Throughout his 2024 campaign, President Donald Trump pledged to reverse former President Joe Biden’s immigration policies and secure the southern border. Trump has followed through on some of his promises yet has simultaneously ignored foundational American principles in the process. In his second inaugural address, given last January, Trump declared a “national emergency at our southern border,” vowing to transport “millions and millions of criminal aliens back to the places from which they came.” However, in this same address, Trump promised not only to invoke the Alien Enemies Act of 1798, facilitating the unconstitutional deportation of thousands, but also to send troops to the southern border, foreshadowing a darker reality where ICE, Border Patrol and the National Guard alike have carried out violent and discriminatory practices in major American cities.
The Invocation of the Alien Enemies Act of 1798
During his second inaugural address, Trump explained his plan to invoke the Alien Enemies Act of 1798 as a part of the administration’s broader immigration agenda. Signed into law by President John Adams, the act states that when the U.S.’s security is threatened, dangerous, unnaturalized inhabitants of the United States can be “apprehended” and “removed” by the U.S. government. The act has only been invoked three times: during the War of 1812, World War I and World War II. The most scrutinized invocation came during World War II, which resulted in the dark period of Japanese internment, during which approximately 120,000 American residents of Japanese descent were forced into concentration camps.
While the policy of Japanese internment constituted an extreme reaction to the bombing of Pearl Harbor and the conflict between the U.S. and Imperial Japan, the current issue of immigration does not pose a comparably serious threat. Trump did call the immigration crisis a “national emergency” in his second inaugural address, but migration itself does not place the nation in imminent danger the way a foreign military attack does. And while the act does allow for certain groups to be apprehended in cases of “invasion” or “predatory incursion,” the fact that migrants don’t fit the criterion of a “foreign nation or government” illegitimizes this justification.
Trump already invoked this act this past March as a part of his plan to deport over 100 Venezuelan gang members. In response, judges from Texas, New York, and Colorado have ruled on the unconstitutionality of Trump’s use of the law in this context, though the Supreme Court validated Trump’s invocation of the act as long as the alleged gang members were awarded the right to a fair trial. However, it later ruled that the White House should temporarily refrain from this activity following legal reports that immigrants had been imprisoned without due process, which is promised under the Fifth Amendment. So not only does Trump’s invocation of the Alien Enemies Act of 1798 appear unnecessary due to the lack of a serious threat being posed against the United States, but it has also encouraged the White House to undertake unconstitutional and morally questionable homeland security measures.

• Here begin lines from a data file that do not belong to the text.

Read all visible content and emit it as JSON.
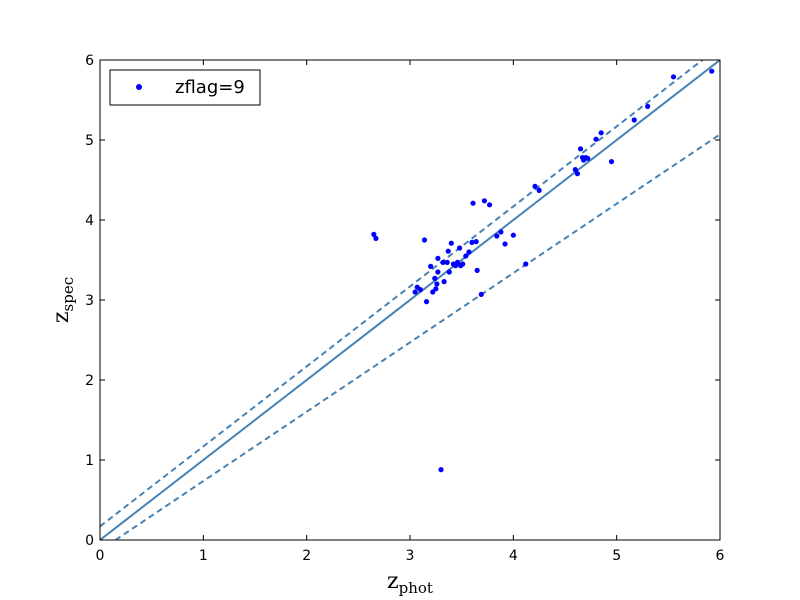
{
  "chart_data": {
    "type": "scatter",
    "xlabel": {
      "base": "z",
      "sub": "phot"
    },
    "ylabel": {
      "base": "z",
      "sub": "spec"
    },
    "xlim": [
      0,
      6
    ],
    "ylim": [
      0,
      6
    ],
    "xticks": [
      "0",
      "1",
      "2",
      "3",
      "4",
      "5",
      "6"
    ],
    "yticks": [
      "0",
      "1",
      "2",
      "3",
      "4",
      "5",
      "6"
    ],
    "grid": false,
    "legend_position": "top-left",
    "series": [
      {
        "name": "zflag=9",
        "color": "#0000ff",
        "points": [
          [
            2.65,
            3.82
          ],
          [
            2.67,
            3.77
          ],
          [
            3.05,
            3.1
          ],
          [
            3.07,
            3.16
          ],
          [
            3.1,
            3.13
          ],
          [
            3.14,
            3.75
          ],
          [
            3.16,
            2.98
          ],
          [
            3.2,
            3.42
          ],
          [
            3.22,
            3.1
          ],
          [
            3.24,
            3.27
          ],
          [
            3.25,
            3.14
          ],
          [
            3.26,
            3.2
          ],
          [
            3.27,
            3.35
          ],
          [
            3.27,
            3.52
          ],
          [
            3.3,
            0.88
          ],
          [
            3.32,
            3.47
          ],
          [
            3.33,
            3.23
          ],
          [
            3.36,
            3.47
          ],
          [
            3.37,
            3.61
          ],
          [
            3.38,
            3.35
          ],
          [
            3.4,
            3.71
          ],
          [
            3.42,
            3.45
          ],
          [
            3.44,
            3.43
          ],
          [
            3.46,
            3.47
          ],
          [
            3.48,
            3.65
          ],
          [
            3.49,
            3.43
          ],
          [
            3.51,
            3.45
          ],
          [
            3.54,
            3.55
          ],
          [
            3.57,
            3.6
          ],
          [
            3.6,
            3.72
          ],
          [
            3.61,
            4.21
          ],
          [
            3.64,
            3.73
          ],
          [
            3.65,
            3.37
          ],
          [
            3.69,
            3.07
          ],
          [
            3.72,
            4.24
          ],
          [
            3.77,
            4.19
          ],
          [
            3.84,
            3.8
          ],
          [
            3.88,
            3.85
          ],
          [
            3.92,
            3.7
          ],
          [
            4.0,
            3.81
          ],
          [
            4.12,
            3.45
          ],
          [
            4.21,
            4.42
          ],
          [
            4.25,
            4.37
          ],
          [
            4.6,
            4.63
          ],
          [
            4.62,
            4.58
          ],
          [
            4.65,
            4.89
          ],
          [
            4.67,
            4.78
          ],
          [
            4.68,
            4.75
          ],
          [
            4.7,
            4.78
          ],
          [
            4.72,
            4.77
          ],
          [
            4.8,
            5.01
          ],
          [
            4.85,
            5.09
          ],
          [
            4.95,
            4.73
          ],
          [
            5.17,
            5.25
          ],
          [
            5.3,
            5.42
          ],
          [
            5.55,
            5.79
          ],
          [
            5.92,
            5.86
          ]
        ]
      }
    ],
    "lines": [
      {
        "name": "",
        "style": "solid",
        "color": "#4682b4",
        "x": [
          0,
          6
        ],
        "y": [
          0,
          6
        ]
      },
      {
        "name": "",
        "style": "dashed",
        "color": "#4682b4",
        "x": [
          0,
          6
        ],
        "y": [
          0.17,
          6.17
        ]
      },
      {
        "name": "",
        "style": "dashed",
        "color": "#4682b4",
        "x": [
          0.15,
          6
        ],
        "y": [
          0,
          5.07
        ]
      }
    ]
  }
}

Sending Troops to the Southern Border
In the same speech, President Trump also promised to “send troops to the southern border to repel the disastrous invasion of our country.” Unlike Trump’s invocation of the Alien Enemies Act, there is nothing inherently radical about this proposition. The National Guard has been deployed to address crises at the southern border multiple times throughout American history. However, Trump did not just direct troops to the southern border. He sent them to some of the most densely populated cities in the country.
Many of the issues with the current administration’s immigration enforcement policy can be summed up in an interview with senior Border Patrol official Greg Bovino featured on The New York Times’ “The Daily” podcast. After ICE failed to deport the 3,000 migrants a day that Trump wanted, Bovino was chosen to oversee border patrol activities due to his reputation for aggressiveness and relentlessness as the chief of El Centro, California’s Border Patrol sector.
Before working with President Trump and the National Guard, he led Border Patrol operations in California’s Central Valley. Here, he disagreed with the approach of knocking on his targets’ doors, instead calling for Border Patrol and ICE agents to station themselves in public places like Home Depots and question anyone suspected of being a criminal.
Some individuals, however, were bound to be racially profiled. Because Bovino and his men chose to camp in public spaces rather than pursue targeted arrests, Latinos and Spanish speakers were more likely to be stopped and questioned. When asked about this in the interview, he replied that speaking Spanish alone was not grounds for arrest, claiming that he had apprehended immigrants from Europe as well as Latin America during these raids. To call this a deflection would be an understatement, as Bovino refused to answer if ICE and Border Patrol were arresting people, including American citizens, on the basis of ethnicity.
As a leader of large-scale ICE raids in Chicago and Los Angeles, Bovino directed ICE, Border Patrol, and the National Guard alike to, in his words, arrest people based on “obviously, the particular characteristics of an individual, how they look.” The military employing Bovino’s tactics in these major metropolitan areas as a way to target particular groups of people and stifle dissent evokes the plots of dystopian novels such as “1984” and “Fahrenheit 451.” The fact that this reflects this country’s present state of affairs feels surreal. The presence of armed forces in these cities does not promote security; it instills fear not only in Latinos but in the American population as a whole. No American should feel safe as long as the threat of one’s apartment building being broken into or of being tear-gassed in the streets remains.